Como mandamientos:

Es bueno ir a la lucha con determinación, abrazar la vida y vivirla con pasión. Perder con clase y vencer con osadía, porque el mundo pertenece a quien se atreve y la vida es mucho para ser insignificante.
Charles Chaplin

A veces uno sabe de que lado estar simplemente viendo los que están del otro lado.
Leonard Cohen

martes, 1 de agosto de 2023

Los Emigrados





       Vamos todos, como en dolorosa procesión, Paseo de la Estación arriba que, en este tiempo de aprensión y recelos, se da en llamar de Calvo Sotelo en honor al diputado de Renovación Española asesinado en los días preliminares al Alzamiento Nacional del 18 de Julio de 1936. Portamos cajas de cartón atadas con guitas y maletas vencidas y deterioradas por el uso, en las idas y venidas, desde las catalanas tierras hasta el pueblo que los vio nacer. Emprenden, una vez más, entre lamentos y lloros, el triste camino de regreso hasta su tierra de adopción sin saber, a ciencia cierta, cuándo habrán de volver a poner el pie en su amado terruño santacruceño. Todo habrá de depender del discurrir del año y sus haciendas. De que haya trabajo con el que alimentar bocas y hacer frente al pago de las míseras deudas contraídas. Después, y si quedan algunos cuartos en el fondo de la hucha, será llegado el momento de plantearse, aunque decidido esté de antemano, el bajar de nuevo hasta su añorado pueblo para gozar de la anhelada compañía de padres, hermanos y demás parentela. Y de sentir, como se siente una herida abierta, el maltrecho aliento de esta tierra vencida, denostada y poco apacible que hubieron de abandonar, muy a su pesar, en busca de un horizonte nuevo, de otro lugar donde sus vidas hubieran de ser más llevaderas y con menos espinas. Así, entre suspiros que encogen el alma, pasamos por el Bar de Cacheras en el que se arraciman al cobijo de la barra, entre vapores de Peninsulares, los clientes habituales de la tasca que beben vino y mistela. Saludan algunos al abuelo Santiaguillo y este, que camina pensativo y cabizbajo, les devuelve, y es cosa poco habitual en él, con poca efusividad el saludo. Será, y es, porque le invade una pena honda. Esa que le nace desde las entrañas cuando un año tras otro se despide de sus hijos sin la certeza plena de volver a verlos con vida. Cuando llegamos a la estación una amalgama de gentes invade el lugar. Unos son hijos del pueblo que emigraron a otras tierras más prósperas como lo hicieron mis tíos. Otros son navajeros de la villa con su carga de navajas a la espera del tren que los lleve hasta el Norte, más próspero y boyante, donde habrán de vender su solicitada mercancía.

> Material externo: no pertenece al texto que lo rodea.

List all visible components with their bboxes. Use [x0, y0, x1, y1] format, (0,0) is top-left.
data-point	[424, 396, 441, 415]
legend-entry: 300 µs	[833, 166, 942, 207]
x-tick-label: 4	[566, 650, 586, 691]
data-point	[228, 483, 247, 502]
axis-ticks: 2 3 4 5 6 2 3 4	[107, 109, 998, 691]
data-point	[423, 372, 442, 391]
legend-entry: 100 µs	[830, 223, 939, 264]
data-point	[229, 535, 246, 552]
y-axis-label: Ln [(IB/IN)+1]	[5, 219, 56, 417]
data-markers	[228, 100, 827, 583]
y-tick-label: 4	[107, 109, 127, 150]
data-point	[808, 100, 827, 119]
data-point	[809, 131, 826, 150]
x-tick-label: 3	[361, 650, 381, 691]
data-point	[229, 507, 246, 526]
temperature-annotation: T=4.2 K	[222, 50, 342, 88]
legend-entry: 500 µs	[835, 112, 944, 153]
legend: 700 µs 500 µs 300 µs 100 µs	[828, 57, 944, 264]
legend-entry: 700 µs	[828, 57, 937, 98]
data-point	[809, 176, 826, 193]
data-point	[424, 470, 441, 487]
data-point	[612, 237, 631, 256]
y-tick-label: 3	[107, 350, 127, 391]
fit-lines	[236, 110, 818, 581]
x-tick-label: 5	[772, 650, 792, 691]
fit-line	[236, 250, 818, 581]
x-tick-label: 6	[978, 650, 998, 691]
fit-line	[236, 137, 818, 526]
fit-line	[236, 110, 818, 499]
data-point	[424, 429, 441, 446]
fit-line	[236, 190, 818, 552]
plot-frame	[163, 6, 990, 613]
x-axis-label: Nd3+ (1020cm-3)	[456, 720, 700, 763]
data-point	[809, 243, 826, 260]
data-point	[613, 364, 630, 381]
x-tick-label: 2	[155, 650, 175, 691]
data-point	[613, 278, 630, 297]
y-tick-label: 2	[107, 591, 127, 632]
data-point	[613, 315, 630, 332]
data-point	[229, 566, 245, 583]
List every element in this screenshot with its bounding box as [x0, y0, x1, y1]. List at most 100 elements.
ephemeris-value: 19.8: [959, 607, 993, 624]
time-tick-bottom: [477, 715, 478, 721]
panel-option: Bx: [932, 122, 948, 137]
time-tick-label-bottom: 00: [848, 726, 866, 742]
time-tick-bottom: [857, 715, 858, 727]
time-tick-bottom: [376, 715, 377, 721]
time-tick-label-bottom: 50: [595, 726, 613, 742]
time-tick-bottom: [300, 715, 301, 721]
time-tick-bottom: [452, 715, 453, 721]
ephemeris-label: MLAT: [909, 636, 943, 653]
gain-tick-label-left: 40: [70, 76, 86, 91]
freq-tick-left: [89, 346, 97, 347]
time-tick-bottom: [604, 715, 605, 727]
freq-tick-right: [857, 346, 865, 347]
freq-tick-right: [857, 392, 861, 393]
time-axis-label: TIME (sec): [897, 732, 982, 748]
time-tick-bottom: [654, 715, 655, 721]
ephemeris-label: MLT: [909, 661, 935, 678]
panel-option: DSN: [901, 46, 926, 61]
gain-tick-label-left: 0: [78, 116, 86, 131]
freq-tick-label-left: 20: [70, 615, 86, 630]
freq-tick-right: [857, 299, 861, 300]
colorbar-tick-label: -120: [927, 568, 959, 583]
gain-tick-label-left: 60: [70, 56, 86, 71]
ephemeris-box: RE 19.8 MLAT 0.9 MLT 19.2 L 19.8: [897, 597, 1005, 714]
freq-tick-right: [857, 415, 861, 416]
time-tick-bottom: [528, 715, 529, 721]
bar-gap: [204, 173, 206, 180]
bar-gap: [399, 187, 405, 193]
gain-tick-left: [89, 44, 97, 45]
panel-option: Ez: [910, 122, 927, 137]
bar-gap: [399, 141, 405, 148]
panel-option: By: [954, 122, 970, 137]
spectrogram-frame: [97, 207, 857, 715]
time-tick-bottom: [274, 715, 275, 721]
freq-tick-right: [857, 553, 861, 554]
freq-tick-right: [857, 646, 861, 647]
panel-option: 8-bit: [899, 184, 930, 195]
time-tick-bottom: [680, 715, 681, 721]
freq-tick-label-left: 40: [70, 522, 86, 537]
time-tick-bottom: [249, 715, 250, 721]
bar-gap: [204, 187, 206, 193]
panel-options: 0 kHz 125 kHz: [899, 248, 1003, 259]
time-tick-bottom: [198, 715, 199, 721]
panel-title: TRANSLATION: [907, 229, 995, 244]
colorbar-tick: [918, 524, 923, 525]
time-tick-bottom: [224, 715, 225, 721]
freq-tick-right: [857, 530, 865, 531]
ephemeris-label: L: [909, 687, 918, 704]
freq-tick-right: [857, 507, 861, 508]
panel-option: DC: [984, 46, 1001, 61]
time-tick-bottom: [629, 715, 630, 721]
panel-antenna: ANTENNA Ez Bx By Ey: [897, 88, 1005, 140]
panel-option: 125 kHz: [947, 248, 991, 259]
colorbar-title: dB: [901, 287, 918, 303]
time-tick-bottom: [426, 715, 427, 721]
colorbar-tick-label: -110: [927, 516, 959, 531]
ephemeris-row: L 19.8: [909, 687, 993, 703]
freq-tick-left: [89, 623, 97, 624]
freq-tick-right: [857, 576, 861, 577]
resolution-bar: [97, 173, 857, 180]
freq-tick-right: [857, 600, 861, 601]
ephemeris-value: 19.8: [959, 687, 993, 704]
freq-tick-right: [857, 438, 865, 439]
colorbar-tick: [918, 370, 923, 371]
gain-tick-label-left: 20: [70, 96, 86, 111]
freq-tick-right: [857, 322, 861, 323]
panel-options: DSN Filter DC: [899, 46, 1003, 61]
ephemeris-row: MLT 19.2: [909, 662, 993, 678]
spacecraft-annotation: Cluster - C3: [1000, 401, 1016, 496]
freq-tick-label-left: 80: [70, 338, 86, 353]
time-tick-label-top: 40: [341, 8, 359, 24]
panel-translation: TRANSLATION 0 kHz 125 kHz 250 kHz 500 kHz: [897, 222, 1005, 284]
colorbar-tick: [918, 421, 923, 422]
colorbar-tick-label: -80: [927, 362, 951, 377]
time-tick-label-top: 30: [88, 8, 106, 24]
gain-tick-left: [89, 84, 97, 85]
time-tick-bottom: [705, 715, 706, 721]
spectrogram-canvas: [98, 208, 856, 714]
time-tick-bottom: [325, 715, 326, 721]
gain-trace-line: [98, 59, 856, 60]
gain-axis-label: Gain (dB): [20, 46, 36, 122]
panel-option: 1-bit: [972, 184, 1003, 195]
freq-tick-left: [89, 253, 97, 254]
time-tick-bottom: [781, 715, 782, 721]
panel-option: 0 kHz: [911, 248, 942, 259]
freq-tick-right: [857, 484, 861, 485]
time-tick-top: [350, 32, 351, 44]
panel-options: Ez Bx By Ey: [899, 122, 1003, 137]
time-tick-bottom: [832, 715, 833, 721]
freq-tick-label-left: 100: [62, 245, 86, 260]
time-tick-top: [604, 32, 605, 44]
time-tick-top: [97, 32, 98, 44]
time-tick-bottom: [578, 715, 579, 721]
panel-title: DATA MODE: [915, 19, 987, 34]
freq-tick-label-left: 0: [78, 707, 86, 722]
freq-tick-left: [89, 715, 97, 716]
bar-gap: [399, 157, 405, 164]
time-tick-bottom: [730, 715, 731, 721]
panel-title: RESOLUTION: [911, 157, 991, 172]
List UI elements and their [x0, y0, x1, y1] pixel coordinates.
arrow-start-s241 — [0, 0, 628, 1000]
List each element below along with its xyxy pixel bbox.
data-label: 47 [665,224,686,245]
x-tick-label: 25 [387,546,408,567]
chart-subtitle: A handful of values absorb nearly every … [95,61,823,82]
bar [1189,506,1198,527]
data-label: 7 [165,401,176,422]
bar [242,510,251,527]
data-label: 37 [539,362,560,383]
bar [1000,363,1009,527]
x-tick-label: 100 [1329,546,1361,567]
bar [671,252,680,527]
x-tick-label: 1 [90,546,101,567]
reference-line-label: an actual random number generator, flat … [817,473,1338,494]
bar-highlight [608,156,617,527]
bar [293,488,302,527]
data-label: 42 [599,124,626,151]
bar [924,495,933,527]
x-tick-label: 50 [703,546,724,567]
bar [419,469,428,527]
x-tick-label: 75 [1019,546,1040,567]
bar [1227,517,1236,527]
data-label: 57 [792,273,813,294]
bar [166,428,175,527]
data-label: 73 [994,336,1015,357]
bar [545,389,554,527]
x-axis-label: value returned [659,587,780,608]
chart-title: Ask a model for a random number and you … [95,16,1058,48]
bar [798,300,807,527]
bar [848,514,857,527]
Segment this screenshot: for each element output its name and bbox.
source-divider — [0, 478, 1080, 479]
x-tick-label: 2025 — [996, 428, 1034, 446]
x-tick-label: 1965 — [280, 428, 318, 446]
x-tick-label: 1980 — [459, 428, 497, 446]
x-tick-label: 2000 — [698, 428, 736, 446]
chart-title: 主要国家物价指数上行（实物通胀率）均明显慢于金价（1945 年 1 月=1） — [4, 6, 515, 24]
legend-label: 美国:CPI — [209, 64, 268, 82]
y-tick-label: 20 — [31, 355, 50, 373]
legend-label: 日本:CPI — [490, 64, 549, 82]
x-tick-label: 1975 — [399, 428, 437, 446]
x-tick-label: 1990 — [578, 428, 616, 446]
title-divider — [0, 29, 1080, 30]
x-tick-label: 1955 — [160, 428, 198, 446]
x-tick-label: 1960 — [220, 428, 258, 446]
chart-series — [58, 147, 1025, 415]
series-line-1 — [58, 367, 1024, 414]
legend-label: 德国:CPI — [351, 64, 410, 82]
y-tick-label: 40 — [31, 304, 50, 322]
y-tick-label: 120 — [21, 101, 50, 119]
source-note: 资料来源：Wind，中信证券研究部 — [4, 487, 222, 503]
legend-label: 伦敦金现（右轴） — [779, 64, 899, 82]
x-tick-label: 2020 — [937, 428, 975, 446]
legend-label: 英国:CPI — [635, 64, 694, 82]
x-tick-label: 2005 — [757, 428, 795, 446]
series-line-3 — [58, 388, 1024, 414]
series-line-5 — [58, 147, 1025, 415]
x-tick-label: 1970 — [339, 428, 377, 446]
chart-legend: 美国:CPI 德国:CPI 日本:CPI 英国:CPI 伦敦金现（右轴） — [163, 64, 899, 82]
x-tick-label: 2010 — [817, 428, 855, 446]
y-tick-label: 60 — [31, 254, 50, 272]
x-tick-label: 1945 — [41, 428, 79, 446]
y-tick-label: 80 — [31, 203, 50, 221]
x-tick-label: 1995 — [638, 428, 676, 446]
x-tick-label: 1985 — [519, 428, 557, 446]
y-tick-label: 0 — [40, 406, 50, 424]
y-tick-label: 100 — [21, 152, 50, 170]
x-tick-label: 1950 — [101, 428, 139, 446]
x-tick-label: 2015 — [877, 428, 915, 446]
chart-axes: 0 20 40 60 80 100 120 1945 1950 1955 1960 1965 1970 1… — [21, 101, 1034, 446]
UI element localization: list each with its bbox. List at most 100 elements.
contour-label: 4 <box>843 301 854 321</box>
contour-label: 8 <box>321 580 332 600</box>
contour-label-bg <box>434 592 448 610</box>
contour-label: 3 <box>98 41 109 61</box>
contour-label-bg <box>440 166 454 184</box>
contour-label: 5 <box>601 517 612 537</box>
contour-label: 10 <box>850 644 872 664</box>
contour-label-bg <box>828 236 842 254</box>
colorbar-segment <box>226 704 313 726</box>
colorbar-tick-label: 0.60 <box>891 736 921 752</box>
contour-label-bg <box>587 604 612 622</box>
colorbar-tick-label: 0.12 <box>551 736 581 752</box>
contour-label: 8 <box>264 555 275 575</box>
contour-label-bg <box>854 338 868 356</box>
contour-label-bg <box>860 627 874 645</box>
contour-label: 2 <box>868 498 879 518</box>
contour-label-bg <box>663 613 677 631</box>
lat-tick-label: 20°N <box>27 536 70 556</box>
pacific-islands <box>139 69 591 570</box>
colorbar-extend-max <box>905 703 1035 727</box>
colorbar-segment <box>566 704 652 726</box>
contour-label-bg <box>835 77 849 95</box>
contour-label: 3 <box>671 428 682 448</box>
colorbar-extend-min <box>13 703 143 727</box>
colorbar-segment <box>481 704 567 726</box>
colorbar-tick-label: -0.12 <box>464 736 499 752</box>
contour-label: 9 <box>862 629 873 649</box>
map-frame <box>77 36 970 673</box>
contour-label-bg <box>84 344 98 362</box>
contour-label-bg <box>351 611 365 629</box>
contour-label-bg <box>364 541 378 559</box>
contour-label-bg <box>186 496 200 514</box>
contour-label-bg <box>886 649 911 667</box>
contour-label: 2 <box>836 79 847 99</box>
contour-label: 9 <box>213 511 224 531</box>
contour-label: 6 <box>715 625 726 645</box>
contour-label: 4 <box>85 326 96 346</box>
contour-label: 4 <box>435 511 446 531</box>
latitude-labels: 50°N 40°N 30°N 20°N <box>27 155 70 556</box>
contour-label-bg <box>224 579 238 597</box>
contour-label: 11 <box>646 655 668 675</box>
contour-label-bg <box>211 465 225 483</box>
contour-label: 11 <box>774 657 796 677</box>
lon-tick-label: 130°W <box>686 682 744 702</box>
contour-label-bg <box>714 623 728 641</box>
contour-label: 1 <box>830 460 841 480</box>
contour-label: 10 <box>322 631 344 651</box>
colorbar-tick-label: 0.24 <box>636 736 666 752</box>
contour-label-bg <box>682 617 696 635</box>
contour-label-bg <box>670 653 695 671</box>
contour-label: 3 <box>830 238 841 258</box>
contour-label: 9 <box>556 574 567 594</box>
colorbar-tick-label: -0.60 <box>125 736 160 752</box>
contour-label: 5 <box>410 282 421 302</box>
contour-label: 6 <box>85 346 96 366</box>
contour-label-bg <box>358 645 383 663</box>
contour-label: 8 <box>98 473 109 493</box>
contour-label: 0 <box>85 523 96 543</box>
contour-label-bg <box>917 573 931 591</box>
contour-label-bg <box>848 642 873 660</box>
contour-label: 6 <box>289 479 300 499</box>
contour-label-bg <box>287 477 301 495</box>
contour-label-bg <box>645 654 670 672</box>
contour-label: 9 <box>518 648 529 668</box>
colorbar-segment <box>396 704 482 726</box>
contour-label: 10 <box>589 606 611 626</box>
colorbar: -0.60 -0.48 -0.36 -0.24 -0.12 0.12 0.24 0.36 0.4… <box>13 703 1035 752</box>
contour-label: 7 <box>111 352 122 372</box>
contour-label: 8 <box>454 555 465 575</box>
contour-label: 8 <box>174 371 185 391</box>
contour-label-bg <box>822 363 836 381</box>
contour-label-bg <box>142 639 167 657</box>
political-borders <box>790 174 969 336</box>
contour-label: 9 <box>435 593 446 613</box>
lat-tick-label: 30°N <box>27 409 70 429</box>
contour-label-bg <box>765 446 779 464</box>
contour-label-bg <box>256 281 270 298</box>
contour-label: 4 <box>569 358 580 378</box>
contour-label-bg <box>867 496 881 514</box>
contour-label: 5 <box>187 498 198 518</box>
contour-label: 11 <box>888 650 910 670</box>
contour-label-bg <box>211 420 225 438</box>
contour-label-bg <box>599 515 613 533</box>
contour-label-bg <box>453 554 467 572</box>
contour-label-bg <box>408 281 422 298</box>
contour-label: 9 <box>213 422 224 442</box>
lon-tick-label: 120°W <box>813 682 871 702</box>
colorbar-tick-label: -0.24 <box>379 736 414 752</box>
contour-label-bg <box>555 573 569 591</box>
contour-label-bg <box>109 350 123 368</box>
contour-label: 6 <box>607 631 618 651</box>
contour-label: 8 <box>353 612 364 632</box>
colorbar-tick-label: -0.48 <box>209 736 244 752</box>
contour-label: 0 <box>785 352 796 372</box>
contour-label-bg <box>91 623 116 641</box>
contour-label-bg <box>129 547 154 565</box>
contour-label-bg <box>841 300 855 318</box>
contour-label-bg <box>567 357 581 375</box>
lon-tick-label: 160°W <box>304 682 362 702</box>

     Pasamos a facturar los bultos en la oficina y se nos informa de que el tren, por no se sabe qué razón, viene con un retraso considerable. Así, con los bultos facturados y el alma encogida, los mayores echan mano, los unos de petacas y mecheros de pescozón y los otros del paquete de Celtas sin boquilla para hacer más llevadera la espera. Los muchachos entretanto jugamos al escondite por los recovecos de la estación sin tener conciencia clara de que es esta una noche triste. Noche que en nada se parece a la de hace un par de semanas en que arribaron al pueblo nuestros queridos emigrados. Entonces todo eran alabanzas, alegrías y emplazamientos para disfrutar de lo que en dos escasas semanas sería posible de realizar. Las migas, las gachas y la paella en la casa de la chica, que es como llaman a mi madre, y las cenas con sus regueros de vino del porrón y los tacos de jamón a la sombra de la parra en la casa del abuelo, sin que falte una visita a Las Virtudes por aquello de rendirle honor a la patrona. Se oye el silbido del tren por Las Minillas y se desatan los gemidos y sollozos. Entra la maquina entre nubes de vapor en la estación arrancando chirridos que provocan dentera y se suceden los besos con sus abrazos y lloros. Despacio, y como si no quisieran, suben los emigrados al vagón y se cierran lentamente las puertas mientras el tren comienza la marcha con sus rostros pegados a las ventanas en un último esfuerzo por llevarse clavada en la retina la imagen de los que tanto quieren y aquí se dejan. Se pierde el tren en la lejanía y, como despertando de un sueño, o porque son muchos los recuerdos y el querer que los que se van se llevan, emprendemos el camino de regreso entre los gemidos ahogados del abuelo. Salimos de la estación. La fonda de Pedro Saavedra y el bar de la Benita, son un hervidero de ferroviarios, viajantes y gentes que van y vienen mientras, con nudos en el pecho y costrones de pena en el alma, emprendemos el triste camino de regreso a la espera de que el año que viene, que tan lejos queda, asomen por estos lugares, y sin que haya de faltar nadie, de nuevo los emigrados.

    Han pasado casi sesenta años y estoy sentado en la estación al anochecer. Observo como pasa a la velocidad del rayo un tren de mercancías. Un páramo desierto me contempla. Los andenes están vacíos, las oficinas cerradas y tan solo se observa vida en la máquina expendedora que hay dispuesta para que quien lo necesite compre un billete que le lleve hacia el Norte o el Sur, según convenga, en uno de los pocos trenes que en este lugar tienen parada. Me levanto, encamino mis pasos hacia la salida y me detengo frente a lo que fue la Plaza Valparaíso, la fonda antes mencionada y el barrio de los ferroviarios que, desde hace décadas, son pastos del recuerdo donde la ruina hizo mella precipitando su derribo. Lentamente, y como masticando el aire, voy bajando por el Paseo, que ahora vuelve a ser de Castelar, y siento dentro la convicción clara de que nada es perdurable y todo es merecedor de serlo mientras quede alguien en pie que lo recuerde. Y concluyo que, en esto de la emigración, los tiempos, por desgracia, tampoco han cambiado tanto.